В "Эдипе-царе" представлена тема Кровосмешения и идея, согласно которой природа всегда смеется над моралью; там говорится также, что где-то существуют некие слепые силы, которых нам стоило бы остерегаться, и что эти силы называют судьбой или как-нибудь еще.
Помимо этого, тут присутствует эпидемия чумы, выступающая физическим воплощением этих сил. Но все это – облаченное в такие одеяния и написанное таким языком, который утратил всякую связь с судорожным и грубым ритмом нашего времени. Софокл, возможно, говорит возвышенно, однако он прибегает к приемам, которые уже вышли из моды. Он говорит чересчур тонко для нашей эпохи, и потому может показаться, что он говорит неточно и не к месту.

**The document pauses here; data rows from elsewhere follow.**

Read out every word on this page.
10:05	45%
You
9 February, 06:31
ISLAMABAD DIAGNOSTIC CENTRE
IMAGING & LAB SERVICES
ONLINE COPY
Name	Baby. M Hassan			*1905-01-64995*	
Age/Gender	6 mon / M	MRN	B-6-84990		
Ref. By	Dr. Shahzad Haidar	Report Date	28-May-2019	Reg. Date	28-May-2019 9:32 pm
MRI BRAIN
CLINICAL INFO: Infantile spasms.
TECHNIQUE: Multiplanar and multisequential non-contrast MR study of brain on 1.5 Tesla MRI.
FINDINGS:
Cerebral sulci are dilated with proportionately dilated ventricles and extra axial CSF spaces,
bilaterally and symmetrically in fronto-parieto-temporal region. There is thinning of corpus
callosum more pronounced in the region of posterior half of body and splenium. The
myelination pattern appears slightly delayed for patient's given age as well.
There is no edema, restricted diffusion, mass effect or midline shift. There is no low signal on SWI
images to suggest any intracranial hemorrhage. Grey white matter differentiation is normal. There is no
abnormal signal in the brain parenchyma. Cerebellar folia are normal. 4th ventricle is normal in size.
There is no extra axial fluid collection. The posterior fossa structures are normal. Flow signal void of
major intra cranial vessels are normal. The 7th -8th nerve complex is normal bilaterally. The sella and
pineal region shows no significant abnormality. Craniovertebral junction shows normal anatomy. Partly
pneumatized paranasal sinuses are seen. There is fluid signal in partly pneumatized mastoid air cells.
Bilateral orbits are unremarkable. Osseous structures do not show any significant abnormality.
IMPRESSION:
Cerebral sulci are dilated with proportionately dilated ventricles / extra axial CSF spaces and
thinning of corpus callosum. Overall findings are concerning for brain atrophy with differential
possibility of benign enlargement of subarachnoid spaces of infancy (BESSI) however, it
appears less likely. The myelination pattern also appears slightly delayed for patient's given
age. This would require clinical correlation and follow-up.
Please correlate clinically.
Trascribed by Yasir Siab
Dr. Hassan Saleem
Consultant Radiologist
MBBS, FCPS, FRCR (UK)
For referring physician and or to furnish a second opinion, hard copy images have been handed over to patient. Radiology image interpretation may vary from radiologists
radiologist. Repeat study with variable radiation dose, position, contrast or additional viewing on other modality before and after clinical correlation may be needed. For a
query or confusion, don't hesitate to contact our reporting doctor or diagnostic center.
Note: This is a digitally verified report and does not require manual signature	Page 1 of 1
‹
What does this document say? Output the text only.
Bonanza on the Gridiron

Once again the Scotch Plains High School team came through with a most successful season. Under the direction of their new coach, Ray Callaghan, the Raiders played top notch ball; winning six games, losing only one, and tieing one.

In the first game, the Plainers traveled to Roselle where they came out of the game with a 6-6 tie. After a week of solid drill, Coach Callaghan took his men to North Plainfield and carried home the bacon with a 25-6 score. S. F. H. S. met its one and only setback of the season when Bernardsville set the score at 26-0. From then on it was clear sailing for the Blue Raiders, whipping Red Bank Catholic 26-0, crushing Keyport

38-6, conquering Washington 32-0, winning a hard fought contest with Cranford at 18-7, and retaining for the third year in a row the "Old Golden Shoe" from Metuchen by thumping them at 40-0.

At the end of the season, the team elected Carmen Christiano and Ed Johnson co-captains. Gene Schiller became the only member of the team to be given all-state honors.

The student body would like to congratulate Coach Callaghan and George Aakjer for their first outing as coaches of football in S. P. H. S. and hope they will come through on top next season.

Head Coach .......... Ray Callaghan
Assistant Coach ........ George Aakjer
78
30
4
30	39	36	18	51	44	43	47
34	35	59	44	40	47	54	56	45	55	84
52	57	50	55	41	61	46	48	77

Между тем толпа, которую заставляют содрогаться железнодорожные катастрофы, толпа, которой ведомы землетрясения, чума, революция, война, – толпа, которая восприимчива к беспорядочным и тяжким мукам любви, – вполне способна подняться до всех этих высоких понятий, ей нужно лишь осознать их, но при условии, что с ней сумеют говорить ее собственным языком, при условии, что представление обо всем этом достигнет ее не посредством ветхих одеяний и поддам-ных слов, принадлежащих мертвым эпохам и никогда уже более не восстановимым.
Как и прежде, толпа сегодня жадна до тайн: она требует лишь осознания законов, сообразно которым проявляется судьба, и, возможно, разгадки секретов ее вмешательств.
Оставим классным наставникам критику текстов, эстетам – критику форм, и признаем наконец, что то, что было некогда сказано, говорить более нельзя; что одно выражение не годится на то, чтобы его употребляли дважды, оно не живет дважды; что всякое произнесенное слово мертво и действует лишь в тот момент, когда произносится, что форма, которую раз употребили, более не нужна и зовет лишь к поискам иной формы, и что театр – это единственное место в мире, где сделанный жест не возобновляется дважды.
Если толпа не идет к литературным шедеврам, это значит, что шедевры эти литературны, то есть жестко зафиксированы, и зафиксированы в формах, не отвечающих требованиям времени.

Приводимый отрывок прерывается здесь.